Enfin, l’autosuffisance alimentaire reste un secteur mal exploité au Mali. Avec ses 100000 ha de terres irriguées, l’Office du Niger compte aujourd’hui parmi les plus grands aménagements hydro-agricoles du continent africain. Il devrait  contribuer fortement à la sécurité alimentaire du Mali. Mais la production annuelle du Mali est d’environ 500 000 tonnes de riz. C’est un secteur, dans lequel  la corruption et le népotisme ont élu domicile depuis des années. L’initiative riz, sous l’ancien Président Amadou Toumani Toure, fut une expérience médiocre.

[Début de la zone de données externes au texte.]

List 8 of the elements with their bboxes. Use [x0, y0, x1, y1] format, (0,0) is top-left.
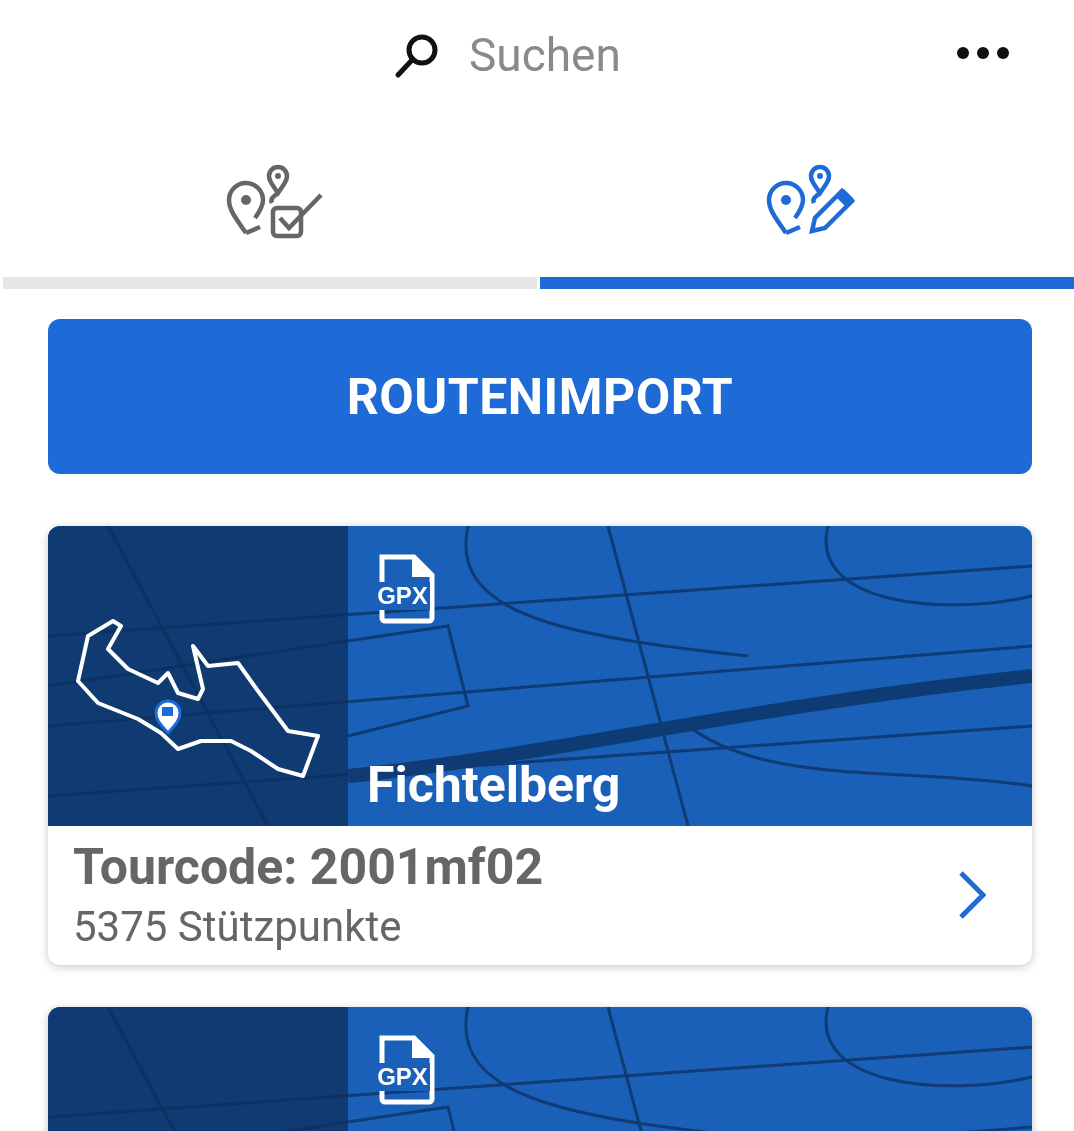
search-field[interactable]: Suchen	[469, 28, 689, 82]
tour-code: Tourcode: 2001mf02	[73, 838, 545, 896]
route-card[interactable]: GPX	[48, 1007, 1032, 1131]
route-import-button[interactable]: ROUTENIMPORT	[48, 319, 1032, 474]
route-title: Fichtelberg	[367, 756, 621, 814]
chevron-right-icon	[958, 869, 986, 920]
route-card[interactable]: GPX Fichtelberg Tourcode: 2001mf02 5375 Stützpunkte	[48, 526, 1032, 965]
waypoint-count: 5375 Stützpunkte	[73, 902, 403, 951]
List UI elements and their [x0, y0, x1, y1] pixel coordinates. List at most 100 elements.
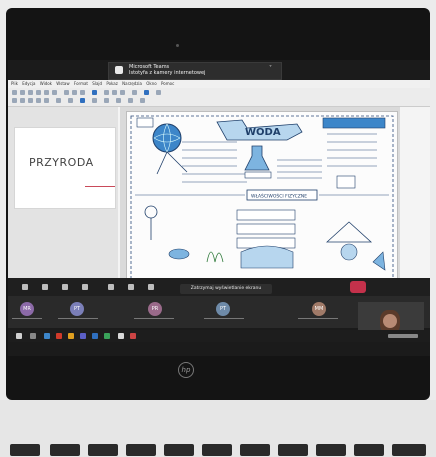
teams-icon [115, 66, 123, 74]
keyboard [0, 400, 436, 457]
redo-icon[interactable] [52, 90, 57, 95]
participants-strip: MR PT PR PT MM [8, 296, 430, 342]
keyboard-key [50, 444, 80, 456]
participant-avatar[interactable]: PT [70, 302, 84, 316]
slides-panel: PRZYRODA [8, 107, 118, 296]
rotate-icon[interactable] [92, 98, 97, 103]
teams-icon[interactable] [80, 333, 86, 339]
shadow-icon[interactable] [128, 98, 133, 103]
participant-name [204, 318, 244, 319]
image-icon[interactable] [112, 90, 117, 95]
chat-icon[interactable] [128, 284, 134, 290]
select-icon[interactable] [12, 98, 17, 103]
folder-icon[interactable] [68, 333, 74, 339]
participant-avatar[interactable]: PR [148, 302, 162, 316]
menu-item[interactable]: Plik [11, 81, 18, 86]
participant-avatar[interactable]: MR [20, 302, 34, 316]
table-icon[interactable] [104, 90, 109, 95]
participant-name [298, 318, 338, 319]
title-underline [85, 186, 115, 187]
fill-color-icon[interactable] [80, 98, 85, 103]
keyboard-key [316, 444, 346, 456]
participant-name [134, 318, 174, 319]
sketch-box-label: WŁAŚCIWOŚCI FIZYCZNE [251, 193, 307, 200]
cut-icon[interactable] [64, 90, 69, 95]
teams-toast-notification[interactable]: Microsoft Teams Istotyfa z kamery intern… [108, 62, 282, 80]
arrange-icon[interactable] [116, 98, 121, 103]
keyboard-key [164, 444, 194, 456]
keyboard-key [10, 444, 40, 456]
menu-item[interactable]: Pomoc [161, 81, 174, 86]
stop-sharing-button[interactable]: Zatrzymaj wyświetlanie ekranu [180, 284, 272, 294]
crop-icon[interactable] [140, 98, 145, 103]
menu-item[interactable]: Edycja [22, 81, 35, 86]
view-icon[interactable] [156, 90, 161, 95]
chrome-icon[interactable] [118, 333, 124, 339]
person-face [383, 314, 397, 328]
new-icon[interactable] [12, 90, 17, 95]
chevron-down-icon[interactable]: ˅ [269, 66, 275, 72]
arrow-icon[interactable] [56, 98, 61, 103]
keyboard-key [240, 444, 270, 456]
start-icon[interactable] [16, 333, 22, 339]
taskbar [8, 330, 430, 342]
menu-item[interactable]: Wstaw [56, 81, 69, 86]
save-icon[interactable] [28, 90, 33, 95]
raise-hand-icon[interactable] [108, 284, 114, 290]
webcam [176, 44, 179, 47]
word-icon[interactable] [92, 333, 98, 339]
keyboard-key [126, 444, 156, 456]
camera-icon[interactable] [22, 284, 28, 290]
copy-icon[interactable] [72, 90, 77, 95]
rectangle-icon[interactable] [36, 98, 41, 103]
menu-item[interactable]: Narzędzia [122, 81, 142, 86]
microphone-icon[interactable] [42, 284, 48, 290]
toast-message: Istotyfa z kamery internetowej [129, 70, 206, 76]
chart-icon[interactable] [120, 90, 125, 95]
sketchnote-drawing: WODA WŁAŚCIWOŚCI FIZYCZNE [130, 115, 394, 284]
keyboard-key [354, 444, 384, 456]
textbox-icon[interactable] [132, 90, 137, 95]
system-tray[interactable] [388, 334, 418, 338]
sketch-title: WODA [245, 127, 281, 138]
shapes-icon[interactable] [68, 98, 73, 103]
paste-icon[interactable] [80, 90, 85, 95]
edge-icon[interactable] [44, 333, 50, 339]
open-icon[interactable] [20, 90, 25, 95]
display-icon[interactable] [144, 90, 149, 95]
share-screen-icon[interactable] [62, 284, 68, 290]
participant-avatar[interactable]: MM [312, 302, 326, 316]
slide-thumbnail[interactable]: PRZYRODA [14, 127, 116, 209]
menu-item[interactable]: Pokaz [106, 81, 118, 86]
menu-item[interactable]: Format [74, 81, 88, 86]
app-icon[interactable] [56, 333, 62, 339]
pdf-icon[interactable] [130, 333, 136, 339]
line-icon[interactable] [28, 98, 33, 103]
zoom-icon[interactable] [20, 98, 25, 103]
toolbar [8, 88, 430, 107]
slideshow-icon[interactable] [92, 90, 97, 95]
ellipse-icon[interactable] [44, 98, 49, 103]
undo-icon[interactable] [44, 90, 49, 95]
participant-name [12, 318, 42, 319]
more-options-icon[interactable] [82, 284, 88, 290]
keyboard-key [278, 444, 308, 456]
participant-name [58, 318, 98, 319]
meeting-control-bar: Zatrzymaj wyświetlanie ekranu [8, 278, 430, 296]
keyboard-key [392, 444, 426, 456]
keyboard-key [202, 444, 232, 456]
menu-item[interactable]: Slajd [92, 81, 102, 86]
participant-avatar[interactable]: PT [216, 302, 230, 316]
print-icon[interactable] [36, 90, 41, 95]
libreoffice-icon[interactable] [104, 333, 110, 339]
participants-icon[interactable] [148, 284, 154, 290]
slide-canvas: WODA WŁAŚCIWOŚCI FIZYCZNE [120, 107, 400, 296]
hang-up-button[interactable] [350, 281, 366, 293]
menu-item[interactable]: Widok [40, 81, 52, 86]
search-icon[interactable] [30, 333, 36, 339]
keyboard-key [88, 444, 118, 456]
menu-item[interactable]: Okno [146, 81, 156, 86]
menu-bar: Plik Edycja Widok Wstaw Format Slajd Pok… [8, 80, 430, 88]
sketchnote-slide[interactable]: WODA WŁAŚCIWOŚCI FIZYCZNE [126, 111, 398, 288]
align-icon[interactable] [104, 98, 109, 103]
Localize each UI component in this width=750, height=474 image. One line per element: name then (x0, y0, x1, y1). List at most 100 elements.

De l’attribution des terres, à la vente des denrées, en passant par les récoltes, tout se marchandent. Malgré, cette énorme superficie cultivable, le Mali fait partie des pays importateurs de riz de la sous-région. L’agro-Business, la culture de contre saison, la culture irriguée, et la culture maraichère, sont des domaines à explorer au Mali. Le pain est sur la planche. Rendre justice aux victimes des exactions des bandits armées ou djihadistes, Réconciliation nationale ; amnistie ; élection libre, transparente et ouverte ; et la refondation de l’administration publique, autant de chantiers qui attendent les nouvelles autorités du Mali. Seront-elles à la hauteur des missions à eux, confiées ? C’est la grande question.